Each cell is described by 5 binary digits, which indicate the subject assigned to it, and the set of successors of the cell that are adjacent to it.

cells( Layout ) :- findall( location_cell(Row,Column,_Cell), location(Row, Column), Cells ), sort( Cells, Ordered ), cells1( Ordered, Layout ). cells1( [], [] ). cells1( [location_cell(Row,Column,Cell)|Successors], [Cell|Matrix] ) :- adjacent_successors( Cell, AdjacentSuccessors ), cells2( Successors, Row, Column, AdjacentSuccessors ), cells1( Successors, Matrix ). cells2( [], _Row, _Column, [] ). cells2( [location_cell(Row1,Column1,Cell)|Layout], Row, Column, Adjacent ) :- ( adjacent( Row, Row1 ), adjacent( Column, Column1 ) -> Adjacent = [Cell|Adjacent1] ; otherwise -> Adjacent = Adjacent1 ), cells2( Layout, Row, Column, Adjacent1 ).

#### location( ?Row, ?Column )

holds when `Row` and `Column` are the (unary) row and column offsets of
an "X" in `figure/1`

.

location( Row, Column ) :- X is "X", figure( Drawing ), offset( Cells, Drawing, Row ), offset( X, Cells, Column ).

#### cell( ?Subject, ?Cell )

holds when `Cell` is the cell representation for `Subject`.

cell( 1, cell(1,0,0,0,0,_) ). cell( 2, cell(0,1,0,0,0,_) ). cell( 3, cell(0,0,1,0,0,_) ). cell( 4, cell(0,0,0,1,0,_) ). cell( 5, cell(0,0,0,0,1,_) ).
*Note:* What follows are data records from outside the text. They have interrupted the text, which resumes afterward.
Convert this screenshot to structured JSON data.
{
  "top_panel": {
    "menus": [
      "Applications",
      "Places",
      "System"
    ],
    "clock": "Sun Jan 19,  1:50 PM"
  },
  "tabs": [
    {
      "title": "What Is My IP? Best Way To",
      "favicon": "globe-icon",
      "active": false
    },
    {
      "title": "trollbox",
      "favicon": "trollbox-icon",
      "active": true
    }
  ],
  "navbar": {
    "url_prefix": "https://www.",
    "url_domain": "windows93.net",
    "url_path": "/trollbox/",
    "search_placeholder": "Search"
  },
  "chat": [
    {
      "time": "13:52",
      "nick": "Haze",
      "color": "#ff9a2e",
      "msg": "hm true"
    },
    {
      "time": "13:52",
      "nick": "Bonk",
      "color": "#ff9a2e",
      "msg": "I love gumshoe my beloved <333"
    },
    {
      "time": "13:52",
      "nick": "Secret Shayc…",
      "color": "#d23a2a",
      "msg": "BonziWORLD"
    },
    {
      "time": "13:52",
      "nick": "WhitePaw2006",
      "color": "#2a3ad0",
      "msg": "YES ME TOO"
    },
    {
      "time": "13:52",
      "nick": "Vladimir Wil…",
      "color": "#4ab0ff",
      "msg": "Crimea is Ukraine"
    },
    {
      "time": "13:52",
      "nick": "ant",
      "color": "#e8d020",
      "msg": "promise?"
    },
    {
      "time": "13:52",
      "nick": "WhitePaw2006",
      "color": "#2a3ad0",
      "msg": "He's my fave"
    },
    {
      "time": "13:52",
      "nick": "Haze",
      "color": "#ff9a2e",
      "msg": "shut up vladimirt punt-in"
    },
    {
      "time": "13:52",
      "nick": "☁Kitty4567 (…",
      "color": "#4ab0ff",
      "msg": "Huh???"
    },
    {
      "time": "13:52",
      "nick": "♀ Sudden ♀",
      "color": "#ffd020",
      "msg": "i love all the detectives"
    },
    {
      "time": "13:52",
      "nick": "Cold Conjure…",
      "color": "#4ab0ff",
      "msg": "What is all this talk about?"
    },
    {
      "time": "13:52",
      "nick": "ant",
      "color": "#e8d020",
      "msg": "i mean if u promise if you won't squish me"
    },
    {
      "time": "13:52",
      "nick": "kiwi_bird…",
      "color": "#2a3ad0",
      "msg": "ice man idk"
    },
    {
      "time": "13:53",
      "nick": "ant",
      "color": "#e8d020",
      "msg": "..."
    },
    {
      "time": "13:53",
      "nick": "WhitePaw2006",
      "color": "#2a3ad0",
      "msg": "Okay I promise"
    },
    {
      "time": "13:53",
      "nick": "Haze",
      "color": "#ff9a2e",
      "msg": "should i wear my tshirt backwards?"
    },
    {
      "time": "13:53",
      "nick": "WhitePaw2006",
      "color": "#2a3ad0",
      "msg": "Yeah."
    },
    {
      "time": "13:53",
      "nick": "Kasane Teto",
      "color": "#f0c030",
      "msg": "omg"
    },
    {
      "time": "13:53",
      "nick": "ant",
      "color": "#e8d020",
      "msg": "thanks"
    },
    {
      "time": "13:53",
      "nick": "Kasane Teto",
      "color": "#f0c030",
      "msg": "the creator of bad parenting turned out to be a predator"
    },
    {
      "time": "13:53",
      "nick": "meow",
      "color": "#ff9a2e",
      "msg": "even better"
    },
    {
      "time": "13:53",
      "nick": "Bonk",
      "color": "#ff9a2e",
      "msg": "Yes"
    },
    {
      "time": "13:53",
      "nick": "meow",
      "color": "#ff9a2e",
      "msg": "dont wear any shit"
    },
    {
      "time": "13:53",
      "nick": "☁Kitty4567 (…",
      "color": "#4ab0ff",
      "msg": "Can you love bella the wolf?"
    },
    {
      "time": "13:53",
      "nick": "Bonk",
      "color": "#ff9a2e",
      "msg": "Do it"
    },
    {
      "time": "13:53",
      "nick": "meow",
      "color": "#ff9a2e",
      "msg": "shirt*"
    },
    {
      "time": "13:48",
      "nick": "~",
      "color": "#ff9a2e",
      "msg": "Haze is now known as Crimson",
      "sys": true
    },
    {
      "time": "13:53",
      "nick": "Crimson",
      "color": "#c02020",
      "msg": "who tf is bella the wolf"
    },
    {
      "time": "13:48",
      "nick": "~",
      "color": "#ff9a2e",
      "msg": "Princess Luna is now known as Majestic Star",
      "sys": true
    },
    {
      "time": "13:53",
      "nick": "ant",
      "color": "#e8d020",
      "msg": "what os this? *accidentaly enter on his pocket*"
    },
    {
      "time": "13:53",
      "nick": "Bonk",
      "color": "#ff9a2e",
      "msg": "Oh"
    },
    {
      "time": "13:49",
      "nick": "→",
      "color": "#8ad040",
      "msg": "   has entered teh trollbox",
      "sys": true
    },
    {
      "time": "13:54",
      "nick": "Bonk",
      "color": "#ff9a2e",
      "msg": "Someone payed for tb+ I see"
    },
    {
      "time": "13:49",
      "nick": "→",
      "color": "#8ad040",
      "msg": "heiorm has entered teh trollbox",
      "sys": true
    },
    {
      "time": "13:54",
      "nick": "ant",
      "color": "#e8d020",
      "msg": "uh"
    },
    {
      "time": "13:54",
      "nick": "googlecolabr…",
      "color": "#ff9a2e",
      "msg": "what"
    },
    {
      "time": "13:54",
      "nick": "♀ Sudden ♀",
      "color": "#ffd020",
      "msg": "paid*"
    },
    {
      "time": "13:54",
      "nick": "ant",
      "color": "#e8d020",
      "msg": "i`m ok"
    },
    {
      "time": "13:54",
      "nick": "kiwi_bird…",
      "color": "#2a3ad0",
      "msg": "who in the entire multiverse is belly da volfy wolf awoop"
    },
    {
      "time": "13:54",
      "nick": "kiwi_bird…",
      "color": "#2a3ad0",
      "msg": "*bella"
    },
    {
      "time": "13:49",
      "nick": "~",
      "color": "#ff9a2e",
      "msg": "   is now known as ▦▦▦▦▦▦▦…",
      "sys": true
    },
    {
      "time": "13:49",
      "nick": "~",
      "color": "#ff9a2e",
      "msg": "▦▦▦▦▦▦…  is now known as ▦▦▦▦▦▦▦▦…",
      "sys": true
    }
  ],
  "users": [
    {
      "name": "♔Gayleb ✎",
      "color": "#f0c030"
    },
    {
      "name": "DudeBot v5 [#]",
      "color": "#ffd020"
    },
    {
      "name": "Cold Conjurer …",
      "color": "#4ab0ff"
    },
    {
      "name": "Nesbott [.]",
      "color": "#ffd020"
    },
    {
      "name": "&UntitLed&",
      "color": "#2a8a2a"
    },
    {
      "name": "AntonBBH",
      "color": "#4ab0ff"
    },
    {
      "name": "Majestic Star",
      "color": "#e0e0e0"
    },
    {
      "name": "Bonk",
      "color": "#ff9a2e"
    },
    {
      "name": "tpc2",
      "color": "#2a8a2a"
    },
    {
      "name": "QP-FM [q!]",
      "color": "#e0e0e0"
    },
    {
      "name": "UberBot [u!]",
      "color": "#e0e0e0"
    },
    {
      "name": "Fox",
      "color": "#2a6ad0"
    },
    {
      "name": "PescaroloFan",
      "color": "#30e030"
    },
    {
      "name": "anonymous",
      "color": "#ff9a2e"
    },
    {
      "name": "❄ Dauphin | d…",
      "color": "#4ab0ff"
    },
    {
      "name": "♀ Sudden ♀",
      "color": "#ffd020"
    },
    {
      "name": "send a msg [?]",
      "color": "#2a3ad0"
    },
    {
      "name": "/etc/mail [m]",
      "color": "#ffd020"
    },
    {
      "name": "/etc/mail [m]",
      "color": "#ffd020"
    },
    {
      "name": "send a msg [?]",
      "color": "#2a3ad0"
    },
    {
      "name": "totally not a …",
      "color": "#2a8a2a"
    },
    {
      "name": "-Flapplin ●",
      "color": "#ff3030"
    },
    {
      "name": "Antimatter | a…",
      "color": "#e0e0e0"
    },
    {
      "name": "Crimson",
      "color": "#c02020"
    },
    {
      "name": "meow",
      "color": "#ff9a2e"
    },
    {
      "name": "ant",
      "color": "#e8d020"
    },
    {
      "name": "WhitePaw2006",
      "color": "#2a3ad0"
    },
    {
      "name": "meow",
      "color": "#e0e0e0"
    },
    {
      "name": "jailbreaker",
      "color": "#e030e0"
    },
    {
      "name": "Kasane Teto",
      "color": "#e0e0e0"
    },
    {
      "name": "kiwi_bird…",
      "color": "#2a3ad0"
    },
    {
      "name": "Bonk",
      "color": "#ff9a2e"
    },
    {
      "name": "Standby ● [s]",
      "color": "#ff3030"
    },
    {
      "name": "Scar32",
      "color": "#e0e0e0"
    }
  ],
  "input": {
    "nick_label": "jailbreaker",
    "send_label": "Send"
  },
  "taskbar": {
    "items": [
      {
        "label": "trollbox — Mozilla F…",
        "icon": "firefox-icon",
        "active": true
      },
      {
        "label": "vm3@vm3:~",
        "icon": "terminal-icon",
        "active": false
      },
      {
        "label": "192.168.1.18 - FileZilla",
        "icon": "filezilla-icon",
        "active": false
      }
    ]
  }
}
#### block( ?Subject, ?Block )

holds when `Block` is a cell representation that is
incompatible with `Subject`.

block( 1, cell(0,_,_,_,_,_) ). block( 2, cell(_,0,_,_,_,_) ). block( 3, cell(_,_,0,_,_,_) ). block( 4, cell(_,_,_,0,_,_) ). block( 5, cell(_,_,_,_,0,_) ).

#### adjacent_successors( ?Cell, ?AdjacentSuccesors )

holds when `AdjacentSuccesors` is the set of successors of
`Cell` that are adjacent to it.

adjacent_successors( cell(_,_,_,_,_,AdjacentSuccesors), AdjacentSuccesors ).

#### blocked( +Blocked, ?Subject )

holds when all the cells in `Blocked` are incompatible with
`Subject`.

blocked( [], _Subject ). blocked( [Cell|Blocked], Subject ) :- block( Subject, Cell ), blocked( Blocked, Subject ).

#### candidates( ?Subjects, ?Candidates )

holds when there are 4 `Candidates` for each subject in `Subjects`.

candidates( [], [] ). candidates( [Subj|Subjects], [[Subj,Subj,Subj,Subj]|Candidates] ) :- candidates( Subjects, Candidates ).

#### offset( +Element, +List, ?Offset )

When `Element` has unary `Offset` from the head of `List`.

offset( Element, List, Position ) :- offset1( List, Element, 0, Position ). offset1( [Element|_Rest], Element, N, N ). offset1( [_Head|List], Element, N0, N ):- offset1( List, Element, s(N0), N ).

#### adjacent( +Coordinate0, ?Coordinate1 )

holds when `Coordinate0` and `Coordinate1` are the
same or differ by 1.

adjacent( N, N ). adjacent( N, s(N) ). adjacent( s(N), N ).

Load a small library of Puzzle Utilities.

:- ensure_loaded( misc ).

The code is available as plain text here.

### Result

This program reports **29870** solutions.